Violet viu a cena, levou seu seio desnudo aos lábios de André. O tempo mudou a rotação, o que era devagar virou rápido, extremamente rápido, insano e profundamente caótico. Logo a mesa não iria aguentar o peso e os movimentos bruscos, caíram no chão. Mudaram de posições, trocaram prazeres, faziam o que a embriaguez permitia. Sorte que a “dose” de café foi generosa, Violet quase não estava sobre efeito alcoólico, a adrenalina tomou conta do corpo, o prazer tomou conta do corpo. O suor respingava no chão, as mãos suadas não se sustentavam paradas e escorregavam frequentemente. Rapidamente estava na cama, rapidamente repetiam tudo, tudo. Durante a madrugada, ainda acordados conversavam, a partir da conversa testavam. Testavam-se, trocando experiências, prazeres, gostos, tons, fluidos e cheiro. O atrito descamava a microscópica crosta de tecido morto da pele de ambos, aonde se fixava o cheiro dos perfumes, logo o cheiro iria se impregnar na cama, assim como os fios de cabelos negros de Violet no travesseiro.

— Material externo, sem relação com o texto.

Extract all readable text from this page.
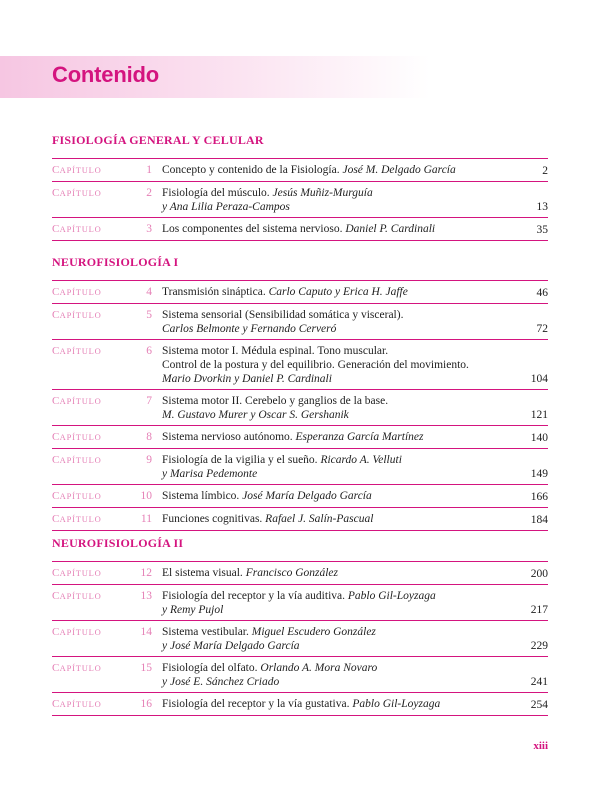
Contenido
FISIOLOGÍA GENERAL Y CELULAR
CAPÍTULO	1 Concepto y contenido de la Fisiología. José M. Delgado García	2
CAPÍTULO	2 Fisiología del músculo. Jesús Muñiz-Murguía
y Ana Lilia Peraza-Campos	13
CAPÍTULO	3 Los componentes del sistema nervioso. Daniel P. Cardinali	35
NEUROFISIOLOGÍA I
CAPÍTULO	4 Transmisión sináptica. Carlo Caputo y Erica H. Jaffe	46
CAPÍTULO	5 Sistema sensorial (Sensibilidad somática y visceral).
Carlos Belmonte y Fernando Cerveró	72
CAPÍTULO	6 Sistema motor I. Médula espinal. Tono muscular.
Control de la postura y del equilibrio. Generación del movimiento.
Mario Dvorkin y Daniel P. Cardinali	104
CAPÍTULO	7 Sistema motor II. Cerebelo y ganglios de la base.
M. Gustavo Murer y Oscar S. Gershanik	121
CAPÍTULO	8 Sistema nervioso autónomo. Esperanza García Martínez	140
CAPÍTULO	9 Fisiología de la vigilia y el sueño. Ricardo A. Velluti
y Marisa Pedemonte	149
CAPÍTULO	10 Sistema límbico. José María Delgado García	166
CAPÍTULO	11 Funciones cognitivas. Rafael J. Salín-Pascual	184
NEUROFISIOLOGÍA II
CAPÍTULO	12 El sistema visual. Francisco González	200
CAPÍTULO	13 Fisiología del receptor y la vía auditiva. Pablo Gil-Loyzaga
y Remy Pujol	217
CAPÍTULO	14 Sistema vestibular. Miguel Escudero González
y José María Delgado García	229
CAPÍTULO	15 Fisiología del olfato. Orlando A. Mora Novaro
y José E. Sánchez Criado	241
CAPÍTULO	16 Fisiología del receptor y la vía gustativa. Pablo Gil-Loyzaga	254
xiii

            Foi tudo muito rápido, o modo como a lembrança passou por sua mente. Claire olhava para ele, seu rosto estava abatido, tanto quanto o de Violet e o dele mesmo. Ninguém conseguia imaginar o que houve e aparentemente tudo estava bem entre André e Anna, mais ainda com Anna e Claire. E Violet parecia ter esquecido tudo. Foi tudo muito rápido, os anos passaram rápido demais.

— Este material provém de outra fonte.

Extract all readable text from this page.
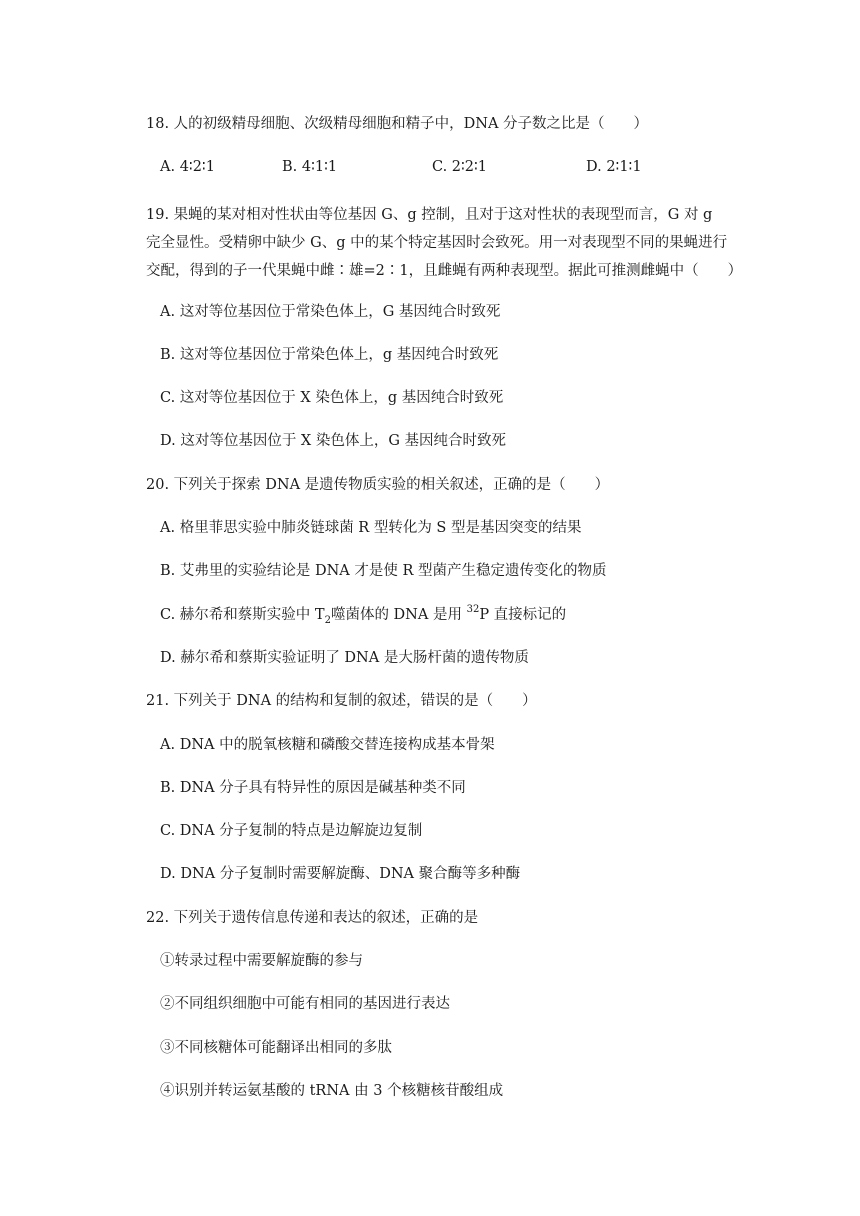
18. 人的初级精母细胞、次级精母细胞和精子中，DNA 分子数之比是（　　）
A. 4∶2∶1	B. 4∶1∶1	C. 2∶2∶1	D. 2∶1∶1
19. 果蝇的某对相对性状由等位基因 G、g 控制，且对于这对性状的表现型而言，G 对 g
完全显性。受精卵中缺少 G、g 中的某个特定基因时会致死。用一对表现型不同的果蝇进行
交配，得到的子一代果蝇中雌∶雄=2∶1，且雌蝇有两种表现型。据此可推测雌蝇中（　　）
A. 这对等位基因位于常染色体上，G 基因纯合时致死
B. 这对等位基因位于常染色体上，g 基因纯合时致死
C. 这对等位基因位于 X 染色体上，g 基因纯合时致死
D. 这对等位基因位于 X 染色体上，G 基因纯合时致死
20. 下列关于探索 DNA 是遗传物质实验的相关叙述，正确的是（　　）
A. 格里菲思实验中肺炎链球菌 R 型转化为 S 型是基因突变的结果
B. 艾弗里的实验结论是 DNA 才是使 R 型菌产生稳定遗传变化的物质
C. 赫尔希和蔡斯实验中 $T_2$噬菌体的 DNA 是用 $^{32}$P 直接标记的
D. 赫尔希和蔡斯实验证明了 DNA 是大肠杆菌的遗传物质
21. 下列关于 DNA 的结构和复制的叙述，错误的是（　　）
A. DNA 中的脱氧核糖和磷酸交替连接构成基本骨架
B. DNA 分子具有特异性的原因是碱基种类不同
C. DNA 分子复制的特点是边解旋边复制
D. DNA 分子复制时需要解旋酶、DNA 聚合酶等多种酶
22. 下列关于遗传信息传递和表达的叙述，正确的是
①转录过程中需要解旋酶的参与
②不同组织细胞中可能有相同的基因进行表达
③不同核糖体可能翻译出相同的多肽
④识别并转运氨基酸的 tRNA 由 3 个核糖核苷酸组成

            André nunca dependeu de Anna, nunca havia precisado depender de ninguém. Mas, parecia que realmente guardava um carinho enorme por ela. Um carinho que guardava por Claire também, apesar de só fazer conta disso naquele exato momento em que a observava chorar a perda de sua amada. Será que Claire conseguiria continuar em frente mesmo com a perda de Anna? André não imaginava o quão doloroso seria. Ambas se amavam bastante, e tudo isso parecia uma loucura. Uma armadilha do destino.

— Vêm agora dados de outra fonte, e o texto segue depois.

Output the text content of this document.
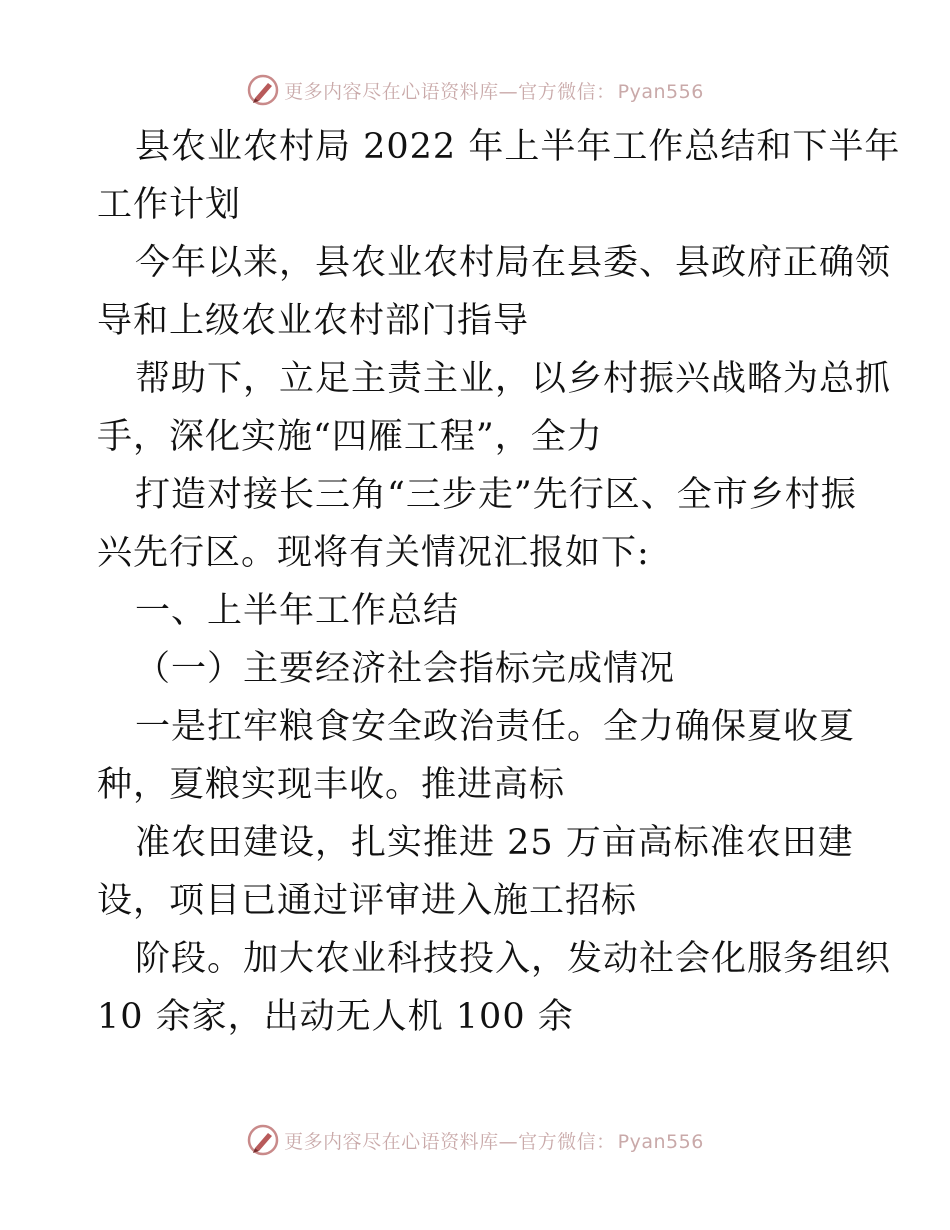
更多内容尽在心语资料库—官方微信： Pyan556
县农业农村局 2022 年上半年工作总结和下半年
工作计划
今年以来，县农业农村局在县委、县政府正确领
导和上级农业农村部门指导
帮助下，立足主责主业，以乡村振兴战略为总抓
手，深化实施“四雁工程”，全力
打造对接长三角“三步走”先行区、全市乡村振
兴先行区。现将有关情况汇报如下:
一、上半年工作总结
（一）主要经济社会指标完成情况
一是扛牢粮食安全政治责任。全力确保夏收夏
种，夏粮实现丰收。推进高标
准农田建设，扎实推进 25 万亩高标准农田建
设，项目已通过评审进入施工招标
阶段。加大农业科技投入，发动社会化服务组织
10 余家，出动无人机 100 余
更多内容尽在心语资料库—官方微信： Pyan556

            Não, não havia nada de divino nisso. André sabia do mesmo jeito que sabia que a Terra naquele dia não rodou mais devagar, muito menos freou bruscamente na noite anterior. André sabia que devem ter sido as circunstâncias, mas quais? Ele se perguntaria isso, talvez, pelo resto da vida.
            A chuva caía intensa e André nem soube ao certo quando ela começou a engrossar. Jornalistas e familiares de Anna foram embora logo, apesar de perplexos. Claire ficou ali mais alguns instantes. Violet já havia saído. A noite passou devagar, nenhum dos três conseguiu dormir. Todos levantaram no meio da madrugada e como se uma lembrança vaga navegasse pela mente de todos eles, os três foram para o bar que Anna gostava de frequentar. A mesa que ela sempre gostou de sentar estava vazia e todos os três sentaram-se ali. Um após o outro, sem dizer uma única palavra. Apenas se olharam. Riam e choravam. Olhando nos olhos uns dos outros. Riam ao mesmo tempo. Choravam ao mesmo tempo. Como se partilhassem da mesma lembrança feliz ou triste, no mesmo instante em que a memória dava uma alfinetada.